Маленький городок во Франции – это совокупность отдельных
семейств, ведущих замкнутый образ жизни. В самой дружной семье через год
совместного существования уже не о чем говорить – обо всем давным-давно
переговорено. И поэтому бокерцы, как беременная женщина на солененькое,
набросились на рассказы Оливье о войне и его отношениях с «кузиной из России».

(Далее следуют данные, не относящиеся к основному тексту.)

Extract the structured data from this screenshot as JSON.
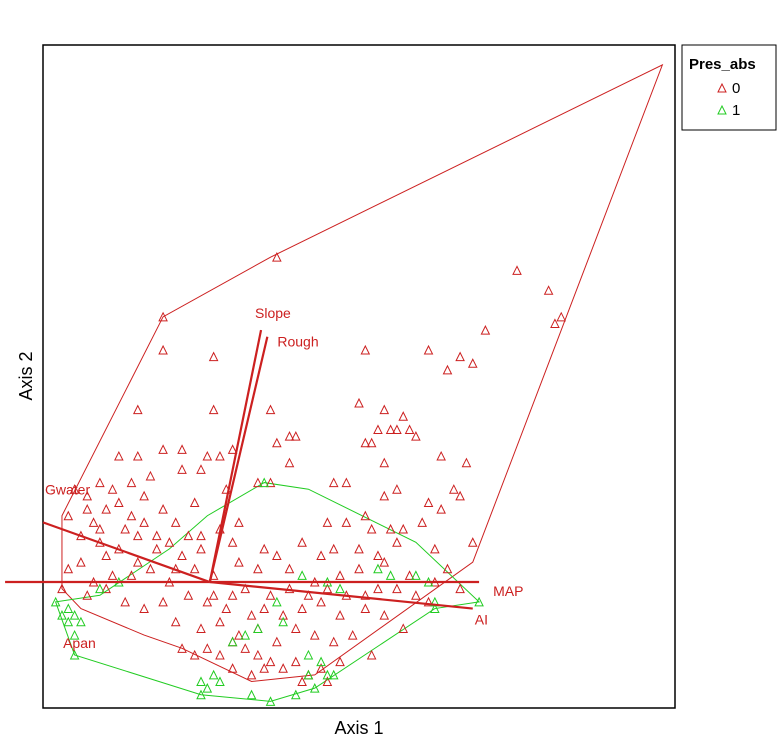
{
  "chart_data": {
    "type": "scatter",
    "title": "",
    "xlabel": "Axis 1",
    "ylabel": "Axis 2",
    "xlim": [
      0,
      100
    ],
    "ylim": [
      0,
      100
    ],
    "grid": false,
    "ticks": false,
    "legend": {
      "title": "Pres_abs",
      "placement": "right, outside plot top",
      "entries": [
        "0",
        "1"
      ]
    },
    "colors": {
      "group_0": "#cc2020",
      "group_1": "#22cc22",
      "vectors": "#cc2020"
    },
    "origin": [
      26.4,
      19.0
    ],
    "series": [
      {
        "name": "0",
        "marker": "triangle",
        "color": "#cc2020",
        "hull": [
          [
            3,
            18
          ],
          [
            3,
            29
          ],
          [
            19,
            59
          ],
          [
            36,
            68
          ],
          [
            98,
            97
          ],
          [
            68,
            22
          ],
          [
            43,
            5
          ],
          [
            33,
            4
          ],
          [
            22,
            9
          ],
          [
            16,
            11
          ],
          [
            6,
            15
          ]
        ],
        "points": [
          [
            37,
            68
          ],
          [
            19,
            59
          ],
          [
            19,
            54
          ],
          [
            27,
            53
          ],
          [
            51,
            54
          ],
          [
            61,
            54
          ],
          [
            66,
            53
          ],
          [
            68,
            52
          ],
          [
            64,
            51
          ],
          [
            70,
            57
          ],
          [
            75,
            66
          ],
          [
            80,
            63
          ],
          [
            81,
            58
          ],
          [
            82,
            59
          ],
          [
            15,
            45
          ],
          [
            27,
            45
          ],
          [
            36,
            45
          ],
          [
            50,
            46
          ],
          [
            54,
            45
          ],
          [
            57,
            44
          ],
          [
            53,
            42
          ],
          [
            56,
            42
          ],
          [
            58,
            42
          ],
          [
            39,
            41
          ],
          [
            40,
            41
          ],
          [
            37,
            40
          ],
          [
            51,
            40
          ],
          [
            52,
            40
          ],
          [
            55,
            42
          ],
          [
            59,
            41
          ],
          [
            12,
            38
          ],
          [
            15,
            38
          ],
          [
            19,
            39
          ],
          [
            22,
            39
          ],
          [
            26,
            38
          ],
          [
            28,
            38
          ],
          [
            30,
            39
          ],
          [
            39,
            37
          ],
          [
            54,
            37
          ],
          [
            63,
            38
          ],
          [
            67,
            37
          ],
          [
            9,
            34
          ],
          [
            14,
            34
          ],
          [
            17,
            35
          ],
          [
            22,
            36
          ],
          [
            25,
            36
          ],
          [
            29,
            33
          ],
          [
            34,
            34
          ],
          [
            36,
            34
          ],
          [
            46,
            34
          ],
          [
            48,
            34
          ],
          [
            54,
            32
          ],
          [
            56,
            33
          ],
          [
            61,
            31
          ],
          [
            65,
            33
          ],
          [
            4,
            29
          ],
          [
            7,
            30
          ],
          [
            10,
            30
          ],
          [
            12,
            31
          ],
          [
            14,
            29
          ],
          [
            16,
            32
          ],
          [
            19,
            30
          ],
          [
            21,
            28
          ],
          [
            24,
            31
          ],
          [
            28,
            27
          ],
          [
            31,
            28
          ],
          [
            45,
            28
          ],
          [
            48,
            28
          ],
          [
            51,
            29
          ],
          [
            52,
            27
          ],
          [
            55,
            27
          ],
          [
            57,
            27
          ],
          [
            60,
            28
          ],
          [
            63,
            30
          ],
          [
            66,
            32
          ],
          [
            6,
            26
          ],
          [
            9,
            27
          ],
          [
            12,
            24
          ],
          [
            15,
            26
          ],
          [
            18,
            24
          ],
          [
            22,
            23
          ],
          [
            25,
            26
          ],
          [
            30,
            25
          ],
          [
            35,
            24
          ],
          [
            37,
            23
          ],
          [
            41,
            25
          ],
          [
            44,
            23
          ],
          [
            46,
            24
          ],
          [
            50,
            24
          ],
          [
            53,
            23
          ],
          [
            56,
            25
          ],
          [
            62,
            24
          ],
          [
            68,
            25
          ],
          [
            4,
            21
          ],
          [
            6,
            22
          ],
          [
            8,
            19
          ],
          [
            11,
            20
          ],
          [
            14,
            20
          ],
          [
            17,
            21
          ],
          [
            20,
            19
          ],
          [
            24,
            21
          ],
          [
            27,
            20
          ],
          [
            31,
            22
          ],
          [
            34,
            21
          ],
          [
            39,
            21
          ],
          [
            43,
            19
          ],
          [
            47,
            20
          ],
          [
            50,
            21
          ],
          [
            54,
            22
          ],
          [
            58,
            20
          ],
          [
            62,
            19
          ],
          [
            66,
            18
          ],
          [
            3,
            18
          ],
          [
            7,
            17
          ],
          [
            10,
            18
          ],
          [
            13,
            16
          ],
          [
            16,
            15
          ],
          [
            19,
            16
          ],
          [
            23,
            17
          ],
          [
            26,
            16
          ],
          [
            29,
            15
          ],
          [
            32,
            18
          ],
          [
            36,
            17
          ],
          [
            41,
            15
          ],
          [
            44,
            16
          ],
          [
            47,
            14
          ],
          [
            51,
            15
          ],
          [
            54,
            14
          ],
          [
            57,
            12
          ],
          [
            21,
            13
          ],
          [
            25,
            12
          ],
          [
            28,
            13
          ],
          [
            31,
            11
          ],
          [
            34,
            12
          ],
          [
            37,
            10
          ],
          [
            40,
            12
          ],
          [
            43,
            11
          ],
          [
            46,
            10
          ],
          [
            49,
            11
          ],
          [
            52,
            8
          ],
          [
            22,
            9
          ],
          [
            24,
            8
          ],
          [
            26,
            9
          ],
          [
            28,
            8
          ],
          [
            30,
            10
          ],
          [
            32,
            9
          ],
          [
            34,
            8
          ],
          [
            36,
            7
          ],
          [
            38,
            6
          ],
          [
            40,
            7
          ],
          [
            42,
            5
          ],
          [
            44,
            6
          ],
          [
            47,
            7
          ],
          [
            30,
            6
          ],
          [
            33,
            5
          ],
          [
            35,
            6
          ],
          [
            41,
            4
          ],
          [
            45,
            4
          ],
          [
            5,
            33
          ],
          [
            7,
            32
          ],
          [
            8,
            28
          ],
          [
            9,
            25
          ],
          [
            10,
            23
          ],
          [
            11,
            33
          ],
          [
            13,
            27
          ],
          [
            15,
            22
          ],
          [
            16,
            28
          ],
          [
            18,
            26
          ],
          [
            20,
            25
          ],
          [
            21,
            21
          ],
          [
            23,
            26
          ],
          [
            25,
            24
          ],
          [
            27,
            17
          ],
          [
            30,
            17
          ],
          [
            33,
            14
          ],
          [
            35,
            15
          ],
          [
            38,
            14
          ],
          [
            39,
            18
          ],
          [
            42,
            17
          ],
          [
            45,
            18
          ],
          [
            48,
            17
          ],
          [
            51,
            17
          ],
          [
            53,
            18
          ],
          [
            56,
            18
          ],
          [
            59,
            17
          ],
          [
            61,
            16
          ],
          [
            64,
            21
          ]
        ]
      },
      {
        "name": "1",
        "marker": "triangle",
        "color": "#22cc22",
        "hull": [
          [
            2,
            16
          ],
          [
            5,
            8
          ],
          [
            25,
            2
          ],
          [
            36,
            1
          ],
          [
            43,
            3
          ],
          [
            62,
            15
          ],
          [
            69,
            16
          ],
          [
            59,
            25
          ],
          [
            42,
            33
          ],
          [
            35,
            34
          ],
          [
            26,
            29
          ],
          [
            20,
            24
          ],
          [
            9,
            17
          ]
        ],
        "points": [
          [
            35,
            34
          ],
          [
            2,
            16
          ],
          [
            3,
            14
          ],
          [
            4,
            13
          ],
          [
            4,
            15
          ],
          [
            5,
            14
          ],
          [
            6,
            13
          ],
          [
            5,
            11
          ],
          [
            9,
            18
          ],
          [
            12,
            19
          ],
          [
            5,
            8
          ],
          [
            25,
            4
          ],
          [
            25,
            2
          ],
          [
            26,
            3
          ],
          [
            27,
            5
          ],
          [
            28,
            4
          ],
          [
            33,
            2
          ],
          [
            36,
            1
          ],
          [
            40,
            2
          ],
          [
            43,
            3
          ],
          [
            42,
            5
          ],
          [
            45,
            5
          ],
          [
            46,
            5
          ],
          [
            42,
            8
          ],
          [
            44,
            7
          ],
          [
            53,
            21
          ],
          [
            55,
            20
          ],
          [
            59,
            20
          ],
          [
            61,
            19
          ],
          [
            62,
            16
          ],
          [
            62,
            15
          ],
          [
            69,
            16
          ],
          [
            41,
            20
          ],
          [
            45,
            19
          ],
          [
            47,
            18
          ],
          [
            30,
            10
          ],
          [
            32,
            11
          ],
          [
            34,
            12
          ],
          [
            38,
            13
          ],
          [
            37,
            16
          ]
        ]
      }
    ],
    "vectors": [
      {
        "label": "MAP",
        "tip": [
          69,
          19
        ]
      },
      {
        "label": "AI",
        "tip": [
          68,
          15
        ]
      },
      {
        "label": "Slope",
        "tip": [
          34.5,
          57
        ]
      },
      {
        "label": "Rough",
        "tip": [
          35.5,
          56
        ]
      },
      {
        "label": "Gwater",
        "tip": [
          0,
          28
        ]
      },
      {
        "label": "Apan",
        "tip": [
          -6,
          19
        ]
      }
    ]
  }
}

Все с нетерпением ждали, когда, согласно законам жанра, молодой де ла Фонтейн
поведет хорошенькую, печальную Анжель под венец, – и ежедневно бокерцы судачили,
удивляясь, почему этого не происходит.
Как и многие страстные женщины, Ангелина могла придумать
сложнейшую и грандиозную ложь и сама поверить в нее, однако ей никак не
удавалось внушить себе, что она любит Оливье. Он не был ей неприятен: ласковый,
как мурлыкающий кот, изощренный в затейливых ласках… Она ложилась с ним в
постель, с удовольствием копила в себе маленькие, но такие волнующие, такие
приятные ощущения, лелеяла их, и порою они даже, собравшись все воедино,
одолевали душевный холод Ангелины, но это случалось, увы, так редко! Заниматься
любовью с Оливье было все равно что пытаться собрать роскошный букет на клумбе
в вершок величиной. Однако Оливье не считал Анжель бесчувственной, он ведь не
знал, что поначалу только мысли о Никите, только мечты о нем были единственным
утешением и отрадой Ангелины; он не знал, что, будучи ро́зно с собственным
сердцем, которое жило и билось только для него, неоцененного и навеки
потерянного, она иногда уступала греховному наслаждению, крепко зажмурясь,
вообразив себя в объятиях Никиты. А поскольку она сама была слаба, то
воображением обладала огромным, и ей не раз удавалось взобраться на вершины
наслаждения. Однако все чаще, распалив себя воспоминаниями, Ангелина
чувствовала такой неистовый жар в чреслах, что спешила отдаться Оливье где
только могла: на столе, на кресле, на ларе с мукой, лишь бы не на глазах у
тетушки Марго, и вскоре ей достаточно было представить глаза или губы
возлюбленного, чтобы тотчас удовлетворить свою страсть.
Оливье и не догадывался, что он для Анжель – только орудие
ее неутомимого сладострастия, что на его месте мог быть всякий другой мужчина,
когда бы она сумела одолеть свою брезгливость и дать себе труд увлечься хоть
кем-то… за невозможностью принадлежать Никите.